Comentario sobre Paisaje
En este óleo sobre tela sin fecha, el artista Narcisse Díaz de la Peña presenta un paisaje exuberante encontrado sin duda en las inmediaciones del bosque de Fontainebleau.
Díaz inicia su carrera realizando decoraciones en porcelana para luego inspirarse en los maestros que disfruta contemplando en el Museo del Louvre. Copia sobre todo a Correggio, observa sus tonos cálidos y brillantes, que lo orientan hacia una pintura llena de encanto, poblada de mujeres, flores y perros siempre sorprendidos en una escenografía boscosa (
Folles filles, Musée du Louvre, París).
Influenciado asimismo por el orientalismo de Eugène Delacroix y la fogosidad colorida de Alexandre-Gabriel Decamps, hacia 1830 Díaz de la Peña comienza a experimentar con la pintura de paisaje puro al tomar contacto con los pintores de Barbizon. Si bien presta un interés preciso al motivo del árbol (
Les hauteurs du Jean-de-Paris, 1867, Musée d’Orsay, París), se impone ante todo como un gran colorista, adepto a los tonos vivos, a los estremecimientos luminosos y al
tachisme. El artista siente predilección por las vistas despejadas de extensiones solitarias. También está enamorado de los esplendores atmosféricos que cautivan al caminante en un recodo del sendero, como prueban estas palabras del historiador de arte Henri Focillon: “A veces, Díaz se aventura fuera de los bosques: acumula sobre un taciturno horizonte de llanura nubes repletas de trueno, cielos de diluvio aterradores” (1). Un ejemplo de ello es este paisaje, que ingresó al MNBA gracias a la donación de la familia Guerrico.
¿Sucede este cielo prodigioso a la tormenta? ¿Se trata de un amanecer estival? ¿De un atardecer? Ninguna indicación ayuda a definir el momento preciso en que el pintor se abocó a pintarlo.
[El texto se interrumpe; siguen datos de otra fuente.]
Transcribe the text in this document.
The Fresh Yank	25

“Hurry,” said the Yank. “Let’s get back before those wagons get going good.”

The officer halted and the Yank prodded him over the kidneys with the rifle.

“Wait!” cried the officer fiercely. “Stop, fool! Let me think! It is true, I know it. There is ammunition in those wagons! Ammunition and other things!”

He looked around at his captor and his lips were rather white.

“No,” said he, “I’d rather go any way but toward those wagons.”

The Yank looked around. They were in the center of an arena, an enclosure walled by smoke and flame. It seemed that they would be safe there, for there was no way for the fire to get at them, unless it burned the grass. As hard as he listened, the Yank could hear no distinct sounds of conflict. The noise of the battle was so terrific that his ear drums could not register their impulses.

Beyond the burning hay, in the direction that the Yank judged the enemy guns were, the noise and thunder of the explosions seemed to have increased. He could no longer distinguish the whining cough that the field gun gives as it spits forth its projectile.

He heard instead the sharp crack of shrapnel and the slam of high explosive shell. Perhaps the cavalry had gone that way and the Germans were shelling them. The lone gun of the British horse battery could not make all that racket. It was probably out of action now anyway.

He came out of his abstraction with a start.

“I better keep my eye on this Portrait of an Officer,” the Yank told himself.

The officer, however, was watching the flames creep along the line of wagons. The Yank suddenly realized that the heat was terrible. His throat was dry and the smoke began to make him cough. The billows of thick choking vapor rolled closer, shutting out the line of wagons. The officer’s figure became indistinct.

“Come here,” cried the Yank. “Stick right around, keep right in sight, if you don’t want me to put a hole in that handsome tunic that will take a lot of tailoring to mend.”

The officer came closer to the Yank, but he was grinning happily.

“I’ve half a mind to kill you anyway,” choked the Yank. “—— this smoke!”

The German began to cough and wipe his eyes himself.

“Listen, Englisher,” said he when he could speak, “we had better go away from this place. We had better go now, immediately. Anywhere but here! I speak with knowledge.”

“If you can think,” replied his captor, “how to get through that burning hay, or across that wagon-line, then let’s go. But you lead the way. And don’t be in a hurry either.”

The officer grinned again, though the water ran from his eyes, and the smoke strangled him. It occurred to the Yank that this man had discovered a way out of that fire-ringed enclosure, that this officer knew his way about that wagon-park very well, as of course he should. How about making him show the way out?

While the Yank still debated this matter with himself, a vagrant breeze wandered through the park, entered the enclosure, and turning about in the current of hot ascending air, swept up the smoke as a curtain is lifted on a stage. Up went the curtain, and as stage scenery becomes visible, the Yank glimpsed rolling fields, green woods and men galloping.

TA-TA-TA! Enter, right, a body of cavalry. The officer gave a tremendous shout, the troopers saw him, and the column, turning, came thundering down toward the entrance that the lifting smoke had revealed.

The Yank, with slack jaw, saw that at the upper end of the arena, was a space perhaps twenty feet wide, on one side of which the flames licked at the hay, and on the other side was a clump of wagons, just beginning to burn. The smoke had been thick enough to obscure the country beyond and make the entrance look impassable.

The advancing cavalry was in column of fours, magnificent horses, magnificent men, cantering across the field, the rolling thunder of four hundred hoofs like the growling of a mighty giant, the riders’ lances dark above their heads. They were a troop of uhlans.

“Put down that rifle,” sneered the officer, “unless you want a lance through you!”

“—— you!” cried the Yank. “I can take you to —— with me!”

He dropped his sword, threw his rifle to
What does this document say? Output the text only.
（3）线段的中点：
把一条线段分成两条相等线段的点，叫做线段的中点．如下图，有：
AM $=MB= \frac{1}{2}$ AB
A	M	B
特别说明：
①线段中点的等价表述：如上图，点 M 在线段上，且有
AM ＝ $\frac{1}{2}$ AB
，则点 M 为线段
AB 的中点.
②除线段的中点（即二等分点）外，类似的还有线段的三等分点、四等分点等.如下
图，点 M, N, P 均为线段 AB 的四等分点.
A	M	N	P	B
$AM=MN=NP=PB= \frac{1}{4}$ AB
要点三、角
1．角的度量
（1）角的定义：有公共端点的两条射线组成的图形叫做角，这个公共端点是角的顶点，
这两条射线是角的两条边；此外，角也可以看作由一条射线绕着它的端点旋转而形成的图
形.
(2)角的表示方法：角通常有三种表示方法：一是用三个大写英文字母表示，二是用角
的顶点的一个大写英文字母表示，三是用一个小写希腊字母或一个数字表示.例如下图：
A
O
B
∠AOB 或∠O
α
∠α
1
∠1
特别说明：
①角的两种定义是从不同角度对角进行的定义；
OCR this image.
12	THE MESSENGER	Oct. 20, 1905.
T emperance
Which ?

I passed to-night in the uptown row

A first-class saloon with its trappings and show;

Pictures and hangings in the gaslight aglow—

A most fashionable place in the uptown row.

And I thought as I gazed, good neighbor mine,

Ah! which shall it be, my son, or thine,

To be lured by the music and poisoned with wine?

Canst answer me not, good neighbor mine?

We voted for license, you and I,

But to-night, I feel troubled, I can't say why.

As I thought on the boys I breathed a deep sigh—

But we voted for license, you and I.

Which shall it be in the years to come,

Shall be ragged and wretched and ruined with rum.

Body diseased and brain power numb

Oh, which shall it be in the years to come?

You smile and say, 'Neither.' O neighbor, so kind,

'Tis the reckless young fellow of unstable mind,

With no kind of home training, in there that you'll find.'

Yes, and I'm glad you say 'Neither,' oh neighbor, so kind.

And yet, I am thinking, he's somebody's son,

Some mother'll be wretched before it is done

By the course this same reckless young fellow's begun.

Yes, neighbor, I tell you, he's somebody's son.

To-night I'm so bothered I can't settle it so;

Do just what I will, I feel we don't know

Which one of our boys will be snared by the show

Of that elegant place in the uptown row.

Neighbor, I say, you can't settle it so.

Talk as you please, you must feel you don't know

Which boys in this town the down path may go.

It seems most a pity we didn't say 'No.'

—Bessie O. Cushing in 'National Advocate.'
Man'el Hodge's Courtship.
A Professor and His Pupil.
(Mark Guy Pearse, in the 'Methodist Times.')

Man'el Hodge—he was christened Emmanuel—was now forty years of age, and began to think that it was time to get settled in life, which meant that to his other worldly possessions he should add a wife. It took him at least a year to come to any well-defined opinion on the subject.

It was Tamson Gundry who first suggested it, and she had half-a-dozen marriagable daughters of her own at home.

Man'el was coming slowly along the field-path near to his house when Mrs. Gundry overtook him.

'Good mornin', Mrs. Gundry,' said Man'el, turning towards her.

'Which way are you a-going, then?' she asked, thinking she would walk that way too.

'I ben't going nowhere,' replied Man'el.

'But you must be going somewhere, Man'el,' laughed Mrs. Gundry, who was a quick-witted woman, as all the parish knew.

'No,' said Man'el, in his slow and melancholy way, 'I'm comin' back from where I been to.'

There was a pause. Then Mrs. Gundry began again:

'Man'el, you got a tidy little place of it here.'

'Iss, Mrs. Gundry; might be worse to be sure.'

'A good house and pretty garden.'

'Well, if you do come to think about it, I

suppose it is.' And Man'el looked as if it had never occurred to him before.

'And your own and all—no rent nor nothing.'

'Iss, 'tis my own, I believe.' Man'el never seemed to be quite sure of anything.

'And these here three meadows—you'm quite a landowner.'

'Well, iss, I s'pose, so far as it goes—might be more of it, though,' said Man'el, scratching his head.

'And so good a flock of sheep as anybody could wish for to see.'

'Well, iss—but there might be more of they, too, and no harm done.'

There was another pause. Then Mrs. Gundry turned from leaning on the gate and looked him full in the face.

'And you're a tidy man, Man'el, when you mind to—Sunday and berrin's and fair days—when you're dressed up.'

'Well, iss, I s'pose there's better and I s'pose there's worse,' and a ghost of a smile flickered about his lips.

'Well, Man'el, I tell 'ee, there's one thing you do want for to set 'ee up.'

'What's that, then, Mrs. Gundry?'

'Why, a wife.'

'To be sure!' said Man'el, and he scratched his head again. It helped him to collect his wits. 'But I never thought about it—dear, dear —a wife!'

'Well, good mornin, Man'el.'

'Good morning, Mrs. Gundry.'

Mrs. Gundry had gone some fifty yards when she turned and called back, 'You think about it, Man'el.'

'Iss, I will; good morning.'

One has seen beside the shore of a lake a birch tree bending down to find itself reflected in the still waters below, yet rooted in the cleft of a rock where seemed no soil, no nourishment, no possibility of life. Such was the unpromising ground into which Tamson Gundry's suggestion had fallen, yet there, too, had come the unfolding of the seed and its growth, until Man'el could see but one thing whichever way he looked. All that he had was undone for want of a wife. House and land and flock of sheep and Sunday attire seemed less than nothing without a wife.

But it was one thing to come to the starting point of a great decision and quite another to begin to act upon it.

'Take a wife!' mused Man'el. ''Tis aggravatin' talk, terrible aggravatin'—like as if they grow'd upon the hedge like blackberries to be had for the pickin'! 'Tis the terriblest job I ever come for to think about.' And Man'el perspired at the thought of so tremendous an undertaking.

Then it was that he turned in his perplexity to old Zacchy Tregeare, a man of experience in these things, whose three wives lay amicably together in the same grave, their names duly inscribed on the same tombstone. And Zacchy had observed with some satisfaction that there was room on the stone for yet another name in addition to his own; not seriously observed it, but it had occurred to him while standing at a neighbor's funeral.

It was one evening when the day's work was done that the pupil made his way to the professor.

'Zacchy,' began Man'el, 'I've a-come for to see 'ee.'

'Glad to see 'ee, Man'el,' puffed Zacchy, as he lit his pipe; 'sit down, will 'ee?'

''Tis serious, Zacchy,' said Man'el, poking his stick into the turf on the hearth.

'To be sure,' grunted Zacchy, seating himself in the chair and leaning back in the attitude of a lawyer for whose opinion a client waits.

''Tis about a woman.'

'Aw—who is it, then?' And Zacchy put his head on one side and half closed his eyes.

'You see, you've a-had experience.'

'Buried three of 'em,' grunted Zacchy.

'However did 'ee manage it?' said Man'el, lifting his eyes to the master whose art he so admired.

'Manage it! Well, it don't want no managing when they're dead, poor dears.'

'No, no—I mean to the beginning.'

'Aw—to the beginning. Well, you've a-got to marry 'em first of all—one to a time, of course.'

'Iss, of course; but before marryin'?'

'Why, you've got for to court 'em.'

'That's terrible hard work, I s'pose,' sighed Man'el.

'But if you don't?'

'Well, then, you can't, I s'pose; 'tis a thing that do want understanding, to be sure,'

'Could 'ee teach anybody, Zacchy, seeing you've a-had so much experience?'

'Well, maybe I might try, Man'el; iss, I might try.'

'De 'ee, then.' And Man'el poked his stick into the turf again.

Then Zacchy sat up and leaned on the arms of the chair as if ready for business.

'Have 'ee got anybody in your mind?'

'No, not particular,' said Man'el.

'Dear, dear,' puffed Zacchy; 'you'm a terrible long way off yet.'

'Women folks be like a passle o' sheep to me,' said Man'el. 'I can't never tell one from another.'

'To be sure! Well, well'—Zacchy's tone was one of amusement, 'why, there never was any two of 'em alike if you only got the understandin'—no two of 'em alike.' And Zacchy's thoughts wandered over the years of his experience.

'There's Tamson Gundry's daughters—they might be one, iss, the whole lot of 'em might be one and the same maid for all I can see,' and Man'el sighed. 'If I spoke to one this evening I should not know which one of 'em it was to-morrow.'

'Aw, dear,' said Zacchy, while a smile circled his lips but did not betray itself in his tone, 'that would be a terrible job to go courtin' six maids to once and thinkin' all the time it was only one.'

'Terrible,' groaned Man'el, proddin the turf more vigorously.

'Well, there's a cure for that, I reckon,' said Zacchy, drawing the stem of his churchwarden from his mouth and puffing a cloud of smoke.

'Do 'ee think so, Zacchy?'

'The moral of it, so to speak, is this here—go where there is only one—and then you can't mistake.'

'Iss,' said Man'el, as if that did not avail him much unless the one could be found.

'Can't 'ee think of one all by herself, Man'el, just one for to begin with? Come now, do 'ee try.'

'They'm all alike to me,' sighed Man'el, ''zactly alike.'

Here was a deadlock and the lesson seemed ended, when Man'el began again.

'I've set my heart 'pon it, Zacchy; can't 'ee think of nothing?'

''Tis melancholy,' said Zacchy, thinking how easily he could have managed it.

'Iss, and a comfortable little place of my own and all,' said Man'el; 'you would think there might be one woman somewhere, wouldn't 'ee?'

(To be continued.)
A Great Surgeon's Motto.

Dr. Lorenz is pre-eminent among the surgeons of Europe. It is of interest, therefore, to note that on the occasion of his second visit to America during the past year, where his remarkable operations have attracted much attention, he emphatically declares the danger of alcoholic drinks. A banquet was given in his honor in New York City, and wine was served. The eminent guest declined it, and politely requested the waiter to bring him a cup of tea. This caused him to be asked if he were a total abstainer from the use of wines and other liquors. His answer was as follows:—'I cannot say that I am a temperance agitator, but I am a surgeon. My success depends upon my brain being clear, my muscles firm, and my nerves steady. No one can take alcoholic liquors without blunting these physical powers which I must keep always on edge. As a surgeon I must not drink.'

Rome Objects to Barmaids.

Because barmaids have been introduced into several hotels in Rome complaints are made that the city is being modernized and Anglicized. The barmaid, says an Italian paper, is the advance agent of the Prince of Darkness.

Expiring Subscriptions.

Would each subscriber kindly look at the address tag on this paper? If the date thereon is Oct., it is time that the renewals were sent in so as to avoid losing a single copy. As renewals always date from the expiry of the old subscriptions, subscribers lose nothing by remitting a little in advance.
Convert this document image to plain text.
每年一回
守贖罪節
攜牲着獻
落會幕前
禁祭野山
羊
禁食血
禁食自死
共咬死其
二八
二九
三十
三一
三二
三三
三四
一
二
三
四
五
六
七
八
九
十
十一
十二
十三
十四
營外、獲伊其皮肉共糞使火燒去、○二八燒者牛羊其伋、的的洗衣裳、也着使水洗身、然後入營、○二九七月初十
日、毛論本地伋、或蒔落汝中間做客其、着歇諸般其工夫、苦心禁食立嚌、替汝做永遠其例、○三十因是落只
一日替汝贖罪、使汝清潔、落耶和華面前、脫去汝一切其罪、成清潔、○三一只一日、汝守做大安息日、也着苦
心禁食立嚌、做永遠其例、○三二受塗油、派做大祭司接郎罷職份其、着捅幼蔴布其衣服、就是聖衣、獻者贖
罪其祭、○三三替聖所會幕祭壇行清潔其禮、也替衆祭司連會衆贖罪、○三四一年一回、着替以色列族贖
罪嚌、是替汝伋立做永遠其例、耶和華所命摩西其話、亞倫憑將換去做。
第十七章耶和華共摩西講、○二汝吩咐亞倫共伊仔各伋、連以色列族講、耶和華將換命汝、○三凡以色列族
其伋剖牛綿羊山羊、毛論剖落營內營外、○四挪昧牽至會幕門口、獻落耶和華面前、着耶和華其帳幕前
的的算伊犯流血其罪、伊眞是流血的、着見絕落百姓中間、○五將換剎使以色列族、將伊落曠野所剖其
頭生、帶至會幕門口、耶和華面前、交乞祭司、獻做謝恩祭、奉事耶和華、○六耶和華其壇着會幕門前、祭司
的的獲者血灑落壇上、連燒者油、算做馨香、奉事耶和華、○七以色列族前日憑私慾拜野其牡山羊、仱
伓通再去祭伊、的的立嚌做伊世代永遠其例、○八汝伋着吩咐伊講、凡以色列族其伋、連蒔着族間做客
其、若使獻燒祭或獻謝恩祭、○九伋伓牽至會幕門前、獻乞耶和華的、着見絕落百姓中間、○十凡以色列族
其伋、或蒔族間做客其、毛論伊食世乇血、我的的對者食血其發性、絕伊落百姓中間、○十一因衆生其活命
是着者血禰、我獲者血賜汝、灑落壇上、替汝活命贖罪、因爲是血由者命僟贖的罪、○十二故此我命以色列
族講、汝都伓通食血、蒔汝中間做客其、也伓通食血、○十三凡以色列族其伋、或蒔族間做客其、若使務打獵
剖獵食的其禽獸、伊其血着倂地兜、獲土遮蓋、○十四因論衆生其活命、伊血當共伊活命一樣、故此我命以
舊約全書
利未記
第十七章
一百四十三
Un primer plano
repoussoir heredado de la pintura holandesa del siglo XVII contribuye a realzar un cielo constelado de tonalidades ardientes.
Sobre ese fondo de una claridad deslumbrante se destacan siluetas de árboles.
Tratados a la manera naturalista, con materia y empaste, atrapan la luz enfrentándola a la vez y construyen la estabilidad de la composición.
Además de los elementos naturales que componen el cuadro, no debemos dejar de descubrir en él, con mirada atenta, la presencia de un pequeño personaje perdido entre los parpadeos de toques coloreados. Díaz acomoda a su recolector de ramas secas vestido de rojo en esta naturaleza trémula, cuyos juegos de luces aplastan lo humano. Si en sus obras de espíritu orientalista daba consistencia a los cuerpos y los envolvía en una selva protectora donde el equilibrio estaba armónicamente calibrado (
La descente des Bohémiens, ca. 1844, Museum of Fine Arts, Boston), en sus paisajes puros, pintados del natural, impone por el contrario la visión propia de la
École de la Nature, que proclama la supremacía de la naturaleza sobre el hombre. Está más “atento a los árboles, a las sombras, a la luz, a los reflejos de las ramas en el agua del charco” (2). Alrededor de 1835, Díaz conoce a Théodore Rousseau, quien lo inicia en la observación “anatómica” de la naturaleza y le inculca la proeza del claroscuro. Pinta entonces los lugares ya frecuentados por sus compañeros de Barbizon –Bas-Bréau o las gargantas de Apremont–, recorre a pie caminos del bosque, escala rocas (
Rochers de la Belle Epine, 1840-1845, Intendencia de Fontainebleau) y extrae con su pincel la magia de los charcos y los claros (
La mare au gamin agenouillé, 1870, Musée d’Orsay, París).
Con sus composiciones de luces intensas y sus alquimias pictóricas, Díaz de la Peña se instaura como mentor de todo un linaje de artistas. Entre ellos se distingue el pintor Adolphe Monticelli (1824-1886), cuyas investigaciones sobre los contrastes luminosos coloreados y el trabajo con pinceladas separadas desembocarían en las experimentaciones impresionistas.
por Marie Lesbats
1— Henri Focillon, La peinture au XIXe siècle. Paris, Flammarion, 1991, t. 1, p. 352.
2— La forêt de Fontainebleau, un atelier grandeur nature, cat. exp. Paris, Réunion des musées nationaux, 2007, p. 93.
Bibliografía
2006. BALDASARRE, María Isabel, Los dueños del arte. Coleccionismo y consumo cultural en Buenos Aires. Buenos Aires, Edhasa, p. 157-158.